Telescope camera mounting clamp

This is a camera mounting clamp for my Canon 600D so I can mount it on my telescope tripod .  It will allow me to mount the camera on the Equatorial tracking system (EQ3) so I can take long exposure astro-photography, of nebula, planets and the moon, also very good for taking multiple photos of meteor showers.  The telescope, which is a Sky Watcher D150 750, came supplied with a spare mounting rail so I have used that as the preferred method to mount on the tripod.


Materials used are mainly what I have lying around the workshop, so I had a few  PVC blocks which I used for the main body, brass for the small camera screw, black acetal for the clamping screw, red oilite plastic for the detachable mount.

Start with a suitable block of PVC, and mill two rebates to aid alignment on the mounting rail.

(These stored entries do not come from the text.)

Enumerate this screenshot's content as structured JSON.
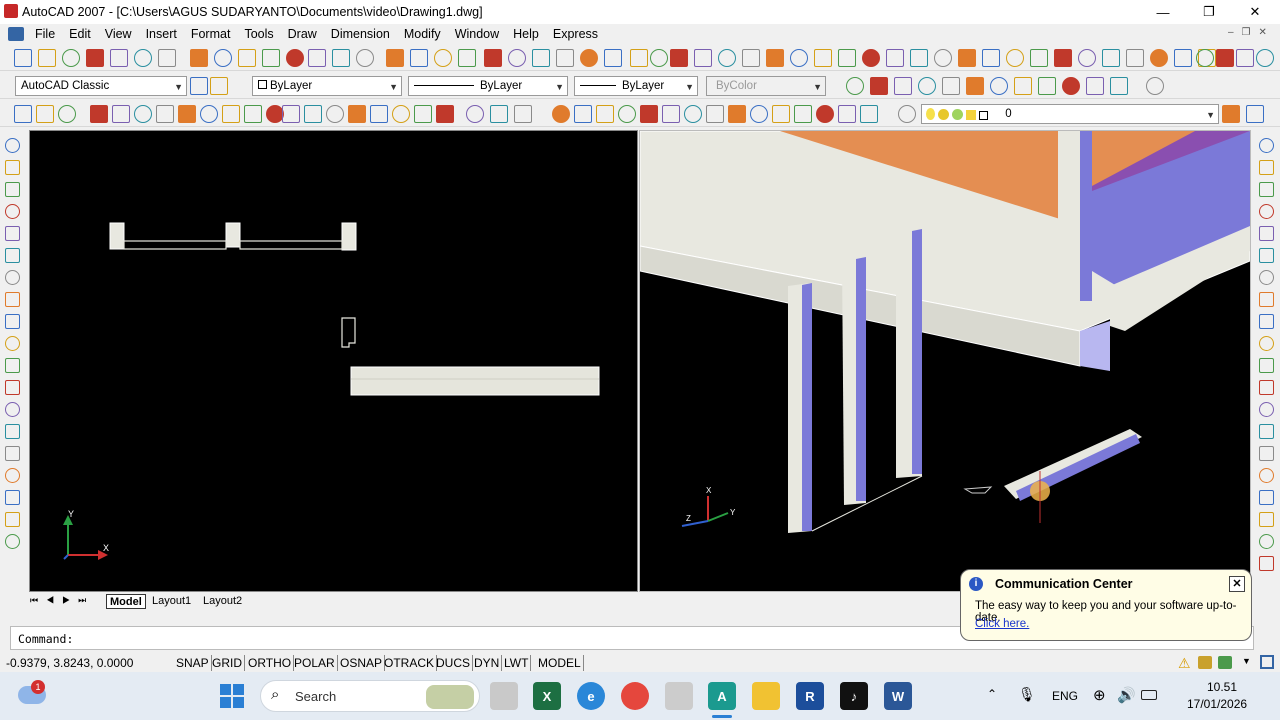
{
  "window": {
    "title": "AutoCAD 2007 - [C:\\Users\\AGUS SUDARYANTO\\Documents\\video\\Drawing1.dwg]",
    "controls": {
      "minimize": "—",
      "restore": "❐",
      "close": "✕"
    }
  },
  "menubar": {
    "items": [
      "File",
      "Edit",
      "View",
      "Insert",
      "Format",
      "Tools",
      "Draw",
      "Dimension",
      "Modify",
      "Window",
      "Help",
      "Express"
    ]
  },
  "properties_toolbar": {
    "workspace": "AutoCAD Classic",
    "color": "ByLayer",
    "linetype": "ByLayer",
    "lineweight": "ByLayer",
    "plotstyle": "ByColor",
    "layer": "0"
  },
  "layout_tabs": {
    "model": "Model",
    "layout1": "Layout1",
    "layout2": "Layout2"
  },
  "command": {
    "prompt": "Command:"
  },
  "status": {
    "coordinates": "-0.9379, 3.8243, 0.0000",
    "toggles": [
      "SNAP",
      "GRID",
      "ORTHO",
      "POLAR",
      "OSNAP",
      "OTRACK",
      "DUCS",
      "DYN",
      "LWT",
      "MODEL"
    ]
  },
  "notification": {
    "title": "Communication Center",
    "body": "The easy way to keep you and your software up-to-date.",
    "link": "Click here."
  },
  "taskbar": {
    "search_placeholder": "Search",
    "weather_badge": "1",
    "language": "ENG",
    "time": "10.51",
    "date": "17/01/2026"
  },
  "ucs": {
    "x": "X",
    "y": "Y",
    "z": "Z"
  },
  "colors": {
    "viewport_bg": "#000000",
    "beam_light": "#e8e8e0",
    "beam_orange": "#e4894a",
    "beam_purple": "#8a4fb0",
    "beam_blue": "#7b79d8",
    "taskbar": "#e4ebf3",
    "notification_bg": "#fffde6"
  },
  "icons": [
    "windows-start-icon",
    "search-icon",
    "excel-icon",
    "edge-icon",
    "chrome-icon",
    "autocad-icon",
    "file-explorer-icon",
    "r-icon",
    "tiktok-icon",
    "word-icon",
    "info-icon",
    "close-icon"
  ]
}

Drill a 1/4″ clearance hole for a 1/4″ x 20tpi W allen head bolt.
Rough out the basic step shape, then work out the dimensions for the dovetail clamping arrangement, this required a lot of head scratching and guesswork, and many cups of tea!
Another block of PVC is used to make the sliding dovetail clamp. Once this is made I can use it as a template to make the female dovetail.
A slot is milled to the approximate middle of the dovetail, then the cutter is progressed into the block a few times until a good sliding fit is achieved.
The sides are fly cut to tidy it all up.
Over to the lathe and four jaw chuck to recess the block for the detachable mount. The outer diameter has a slight taper to aid secure fitting.
Now for the red plastic detachable mount. This has a recess for the camera screw and a tapered base. I have also recessed the top side for a felt pad. The screw is made of brass and is threaded 1/4W.
Making the brass screw
Slitting cutter being used for the screw head slot, this is about 2mm wide and enables the screw to be tightened with a coin.

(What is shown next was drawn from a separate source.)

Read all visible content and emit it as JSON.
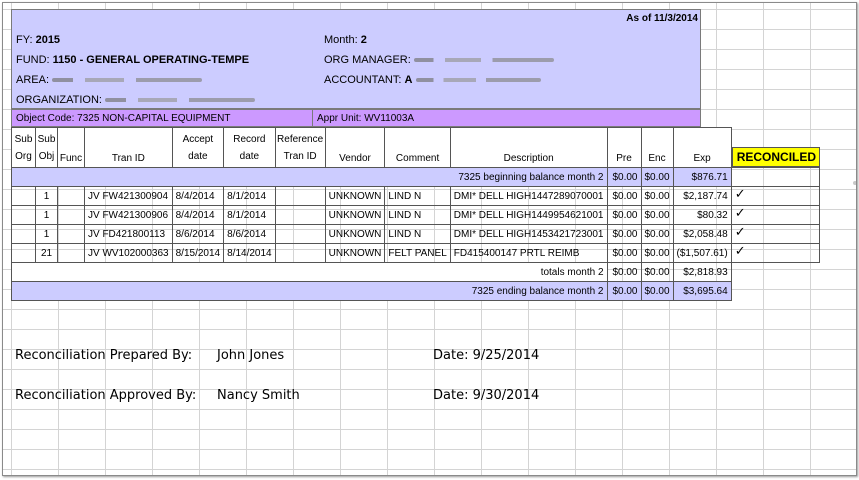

Finished screw, note the recessed shoulder this will allow the screw to be screwed into the detachable mount but will be both slack and secure.
The clamping nut is made from black acetal rod which is really nice to machine. I thought it would look good with a concave top, next operation will be the peripheral notches which I prefer rather than a knurl.
Milling the six notches using my simple dividing head.
Nut done, looks good, acetal is a very tough engineering plastic and is ideal for jobs like this.
Little bit of fettling and tidying up, including a recess for the allen socket head screw, which also has a circlip on the underside for security.
Using a coin to secure the detachable mount to the camera.
This is how it all goes together on the tripod mount. The mount is first aligned with the North Star (Polaris) this allows the motorised tracking system to track the stars as the earth rotates, minimising the possibility of ‘star trails’ or streaks when using long exposure.  The rail also allows mounting onto the top of the telescope clamps (piggy back), using two 6mm bolts will hold everything secure.  Just need some good clear sky at night now!